Question

How do you simplify $\sqrt{\dfrac{27}{16}}$?

Answer 1

Hint: First separate the square root for the numerator and the denominator using the formula $\sqrt{\dfrac{a}{b}}=\dfrac{\sqrt{a}}{\sqrt{b}}$. Then express both the numerator and the denominator in terms of their prime factors. For the square root, take each pair of factors only once.
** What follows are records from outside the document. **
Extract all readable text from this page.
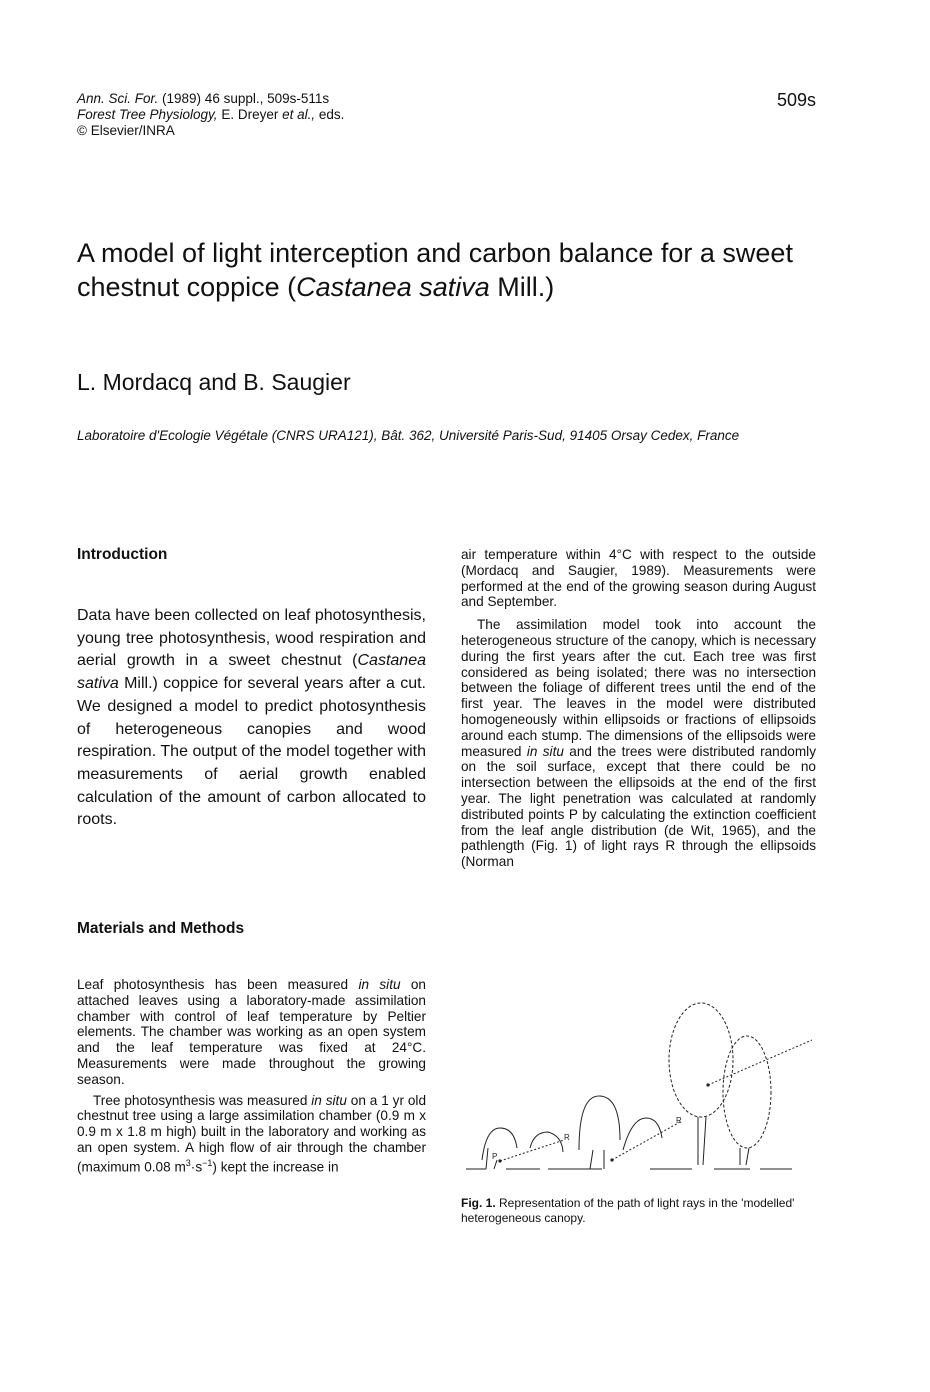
Ann. Sci. For. (1989) 46 suppl., 509s-511s
Forest Tree Physiology, E. Dreyer et al., eds.
© Elsevier/INRA
509s
A model of light interception and carbon balance for a sweet chestnut coppice (Castanea sativa Mill.)
L. Mordacq and B. Saugier
Laboratoire d'Ecologie Végétale (CNRS URA121), Bât. 362, Université Paris-Sud, 91405 Orsay Cedex, France
Introduction
Data have been collected on leaf photosynthesis, young tree photosynthesis, wood respiration and aerial growth in a sweet chestnut (Castanea sativa Mill.) coppice for several years after a cut. We designed a model to predict photosynthesis of heterogeneous canopies and wood respiration. The output of the model together with measurements of aerial growth enabled calculation of the amount of carbon allocated to roots.
Materials and Methods

Leaf photosynthesis has been measured in situ on attached leaves using a laboratory-made assimilation chamber with control of leaf temperature by Peltier elements. The chamber was working as an open system and the leaf temperature was fixed at 24°C. Measurements were made throughout the growing season.

Tree photosynthesis was measured in situ on a 1 yr old chestnut tree using a large assimilation chamber (0.9 m x 0.9 m x 1.8 m high) built in the laboratory and working as an open system. A high flow of air through the chamber (maximum 0.08 $m^3\cdot s^{-1}$) kept the increase in

air temperature within 4°C with respect to the outside (Mordacq and Saugier, 1989). Measurements were performed at the end of the growing season during August and September.

The assimilation model took into account the heterogeneous structure of the canopy, which is necessary during the first years after the cut. Each tree was first considered as being isolated; there was no intersection between the foliage of different trees until the end of the first year. The leaves in the model were distributed homogeneously within ellipsoids or fractions of ellipsoids around each stump. The dimensions of the ellipsoids were measured in situ and the trees were distributed randomly on the soil surface, except that there could be no intersection between the ellipsoids at the end of the first year. The light penetration was calculated at randomly distributed points P by calculating the extinction coefficient from the leaf angle distribution (de Wit, 1965), and the pathlength (Fig. 1) of light rays R through the ellipsoids (Norman

P
R
R
Fig. 1. Representation of the path of light rays in the 'modelled' heterogeneous canopy.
Complete step by step answer:
The expression we have $\sqrt{\dfrac{27}{16}}$
As we know $\sqrt{\dfrac{a}{b}}$ can be written as $\sqrt{\dfrac{a}{b}}=\dfrac{\sqrt{a}}{\sqrt{b}}$
So, $\sqrt{\dfrac{27}{16}}$ can be written as $\sqrt{\dfrac{27}{16}}=\dfrac{\sqrt{27}}{\sqrt{16}}$
To find the square root of a number we have to express it in terms of it’s prime factors. Then we have to take once from each pair of factors.
The prime factors of $27=3\times 3\times 3$
The prime factors of $16=2\times 2\times 2\times 2$
Now, expressing the numerator and the denominator of our expression as their prime factors, we get
$\dfrac{\sqrt{27}}{\sqrt{16}}=\dfrac{\sqrt{3\times 3\times 3}}{\sqrt{2\times 2\times 2\times 2}}$
Taking each pair of factors once for the square root, we get
$\begin{align}
  & \dfrac{\sqrt{3\times 3\times 3}}{\sqrt{2\times 2\times 2\times 2}} \\
 & =\dfrac{3\times \sqrt{3}}{2\times 2} \\
 & =\dfrac{3\sqrt{3}}{4} \\
\end{align}$
This is the required solution of the given question.

Note:
Separation of the square root function should be done for the numerator and the denominator for the further simplification. For the square root of$\dfrac{\sqrt{3\times 3\times 3}}{\sqrt{2\times 2\times 2\times 2}}$, since there is one pair of ‘3’ in the numerator and two pairs of ‘2’ in the denominator so we should take ‘3’ only once in the numerator and ‘2’ twice in the denominator of the result, which can be written as $\dfrac{\sqrt{3\times 3\times 3}}{\sqrt{2\times 2\times 2\times 2}}=\dfrac{3\times \sqrt{3}}{2\times 2}=\dfrac{3\sqrt{3}}{4}$.